Clashing perspectives: Why the ADF is perpetually forced to operate equipment well past its use-by date

Recent controversy about the poor state of the Navy’s amphibious fleet has again demonstrated three great truths about the confusion underlying much public debate in Australia on defence issues.

  • First, public understanding is often limited and more influenced by World War II films and popular mythology than up-to-date knowledge about our defence force and indeed the requirements of modern war. Hence the widespread but incorrect assumption that current problems with Navy amphibious ships must automatically be, and can only be, the Navy’s fault.
  • Second, most media coverage of why our amphibious ships are worn out has been superficial, very short-term in its analysis of causes and often factually incorrect and/or sensationalist. Consequently it has been quite inaccurate, especially in analysing varied causes and apportioning blame. 
  • Third, those most responsible culturally, institutionally or personally for the neglect of this and other defence capabilities have largely escaped censure.

The short-term culprit

To supposedly save money, in 2003 the maintenance of the Navy’s ships was largely centralised in the Defence Materiel Organisation. Navy Support Command was disbanded. 

Not one recent TV program, radio news grab or talkback radio rant about the Navy or the defence force has reported this. It would seem no newspaper article has registered the importance of this fact either.  

Similarly, few media stories have noted that the Navy has ably continued to meet all the tasks levied on it by government despite its 40-year old amphibious ships being worn out. Or that unlike Darwin after Cyclone Tracey, northern Queensland was always more likely to be assisted by road and rail links after Cyclone Yasi.  

Even worse, virtually no media coverage has bothered to examine the root cause issue of why our Navy has to operate 40-year old ships in the first place. Or why most other first-world Navies scrap their amphibious ships around the 25-year mark (largely because they rust on both sides of the hull more than other ships). 

Instead, to grab a headline or a rating, seek a scalp, save time in reporting, push a partisan line or even satisfy some conscious or subliminal anti-defence force bias, the media has mostly concentrated on ignorantly blaming the Navy organisationally and its Chief individually. 

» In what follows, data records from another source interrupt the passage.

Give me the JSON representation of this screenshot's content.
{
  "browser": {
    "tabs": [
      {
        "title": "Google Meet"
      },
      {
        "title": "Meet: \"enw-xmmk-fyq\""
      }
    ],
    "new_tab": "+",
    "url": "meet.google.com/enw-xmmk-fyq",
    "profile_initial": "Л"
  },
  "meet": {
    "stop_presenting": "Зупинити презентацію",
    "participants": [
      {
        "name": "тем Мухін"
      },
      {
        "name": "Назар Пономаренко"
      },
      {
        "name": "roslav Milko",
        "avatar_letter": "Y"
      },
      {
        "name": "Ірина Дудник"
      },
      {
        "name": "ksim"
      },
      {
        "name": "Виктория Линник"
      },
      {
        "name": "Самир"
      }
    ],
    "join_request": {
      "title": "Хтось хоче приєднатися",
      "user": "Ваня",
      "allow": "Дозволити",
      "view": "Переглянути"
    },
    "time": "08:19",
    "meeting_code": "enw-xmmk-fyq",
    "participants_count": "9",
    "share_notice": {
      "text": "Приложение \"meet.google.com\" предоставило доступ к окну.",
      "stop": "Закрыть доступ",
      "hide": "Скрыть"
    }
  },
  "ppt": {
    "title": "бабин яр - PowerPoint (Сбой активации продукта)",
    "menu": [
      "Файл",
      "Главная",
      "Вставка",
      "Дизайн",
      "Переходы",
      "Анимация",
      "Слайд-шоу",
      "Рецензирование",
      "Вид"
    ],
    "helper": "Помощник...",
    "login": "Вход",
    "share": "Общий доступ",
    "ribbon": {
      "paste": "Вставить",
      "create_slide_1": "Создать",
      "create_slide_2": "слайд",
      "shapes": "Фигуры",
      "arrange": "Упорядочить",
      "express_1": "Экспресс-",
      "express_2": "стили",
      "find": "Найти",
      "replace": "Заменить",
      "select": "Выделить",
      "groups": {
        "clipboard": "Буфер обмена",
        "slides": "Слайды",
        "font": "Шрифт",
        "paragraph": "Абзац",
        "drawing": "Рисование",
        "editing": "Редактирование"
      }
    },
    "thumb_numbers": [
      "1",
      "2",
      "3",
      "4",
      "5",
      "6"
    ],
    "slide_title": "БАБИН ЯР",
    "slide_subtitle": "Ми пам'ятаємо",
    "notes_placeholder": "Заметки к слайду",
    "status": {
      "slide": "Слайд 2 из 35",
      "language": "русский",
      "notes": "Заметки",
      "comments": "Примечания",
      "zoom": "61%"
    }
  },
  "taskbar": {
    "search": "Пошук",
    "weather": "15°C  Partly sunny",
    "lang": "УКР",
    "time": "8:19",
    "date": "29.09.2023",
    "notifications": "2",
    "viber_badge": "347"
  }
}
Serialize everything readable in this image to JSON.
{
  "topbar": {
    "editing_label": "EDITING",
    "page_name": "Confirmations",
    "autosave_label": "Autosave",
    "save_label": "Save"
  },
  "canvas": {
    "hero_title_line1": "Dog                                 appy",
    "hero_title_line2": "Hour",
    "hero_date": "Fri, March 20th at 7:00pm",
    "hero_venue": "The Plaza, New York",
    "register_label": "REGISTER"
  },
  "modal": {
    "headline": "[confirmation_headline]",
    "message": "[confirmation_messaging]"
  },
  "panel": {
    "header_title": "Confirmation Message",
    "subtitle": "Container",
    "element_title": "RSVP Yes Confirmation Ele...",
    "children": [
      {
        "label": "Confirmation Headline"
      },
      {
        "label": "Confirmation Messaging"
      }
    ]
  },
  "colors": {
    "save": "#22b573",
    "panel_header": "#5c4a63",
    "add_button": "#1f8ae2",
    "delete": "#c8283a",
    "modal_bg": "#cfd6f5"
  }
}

And our politicians, from all parties, have gladly let them so as to divert attention from their own culpability. 

Moreover, no media and thus public blame has been appropriately apportioned to the organisational management gurus, Defence and Finance bureaucrats, armchair theorists and expedience-driven politicians from all parties who have forced unsuitable matrix management methods on the support structures of our defence force. Beginning in the late 1980s and particularly since the thoroughly mis-named Defence Efficiency Review in 1997. 

The result, as the unfairly blamed Chief of Navy is currently experiencing, is that in both the public view of general accountability, and in budgetary structures, he retains the responsibility for operational outputs, but has clearly insufficient control over the financial, administrative, engineering and logistic inputs needed to meet them efficiently in both operational and financial terms. Even then, like all the Service Chiefs, he is constantly hectored in the current, so-called, Defence Reform Program to make further financial savings even at the real cost of diminishing defence force capabilities and incurring greater long-term financial costs.  

 

The long-term culprit

The real bottom line here is not, however, a financial one. 

The operational efficiency of a defence force at deterring and winning wars, and its financial efficiency, are often necessarily quite separate requirements conceptually and practically. Particularly if a short-term approach to cost-saving holds sway rather than one focused on efficient long-term investment. 

As in 1994, when the Keating Government (in which the current Treasurer and Minister for Defence were prime-ministerial advisers) chose to procure second-hand, partly unsuitable, amphibious ships built in 1970 rather than invest in new, purpose-designed ones suited to Australian operational requirements and regional sea conditions. 

If Australia had obtained new amphibious ships in 1994 instead — or even better bought new ones around 2000 when we finished rebuilding and refurbishing the second-hand ones — those new vessels would now be under halfway through their 30-year lifecycle. It would also have been cheaper over the long run to buy and maintain new and suitable ships than to adapt and maintain very old and still not entirely suitable ships long past their effective use-by date. 

Yet when ADF professional advice explains such concepts, then and now, it often meets an ignorant clamour that the defence force somehow “gold-plates” operational requirements. The bitter irony is that the clamourers are almost invariably never those called on to risk their lives in harsh environments, tempest at sea or combat operating the sub-optimal ships, vehicles and aircraft the clamourers advocate instead.  

In terms of clashing perspectives in planning and investment, the 10-15 year defence capability development cycle and the 20-30 year lifecycle of major weapons platforms and equipment continually confronts the annual budgetary cycle and the 3-year federal electoral cycle. Consequently defence requirements continually clash with the much shorter attention span of the public, the media and particularly our politicians. The latter ever prone to buying votes by diverting needed defence investment elsewhere for short-term electoral gain. 

Perhaps if more of the journalists covering defence issues were qualified and experienced specialists, as they tend to be for business, economics, health and science journalism, the true state of our bureaucratically and financially beleaguered defence force might be better understood by Australian taxpayers.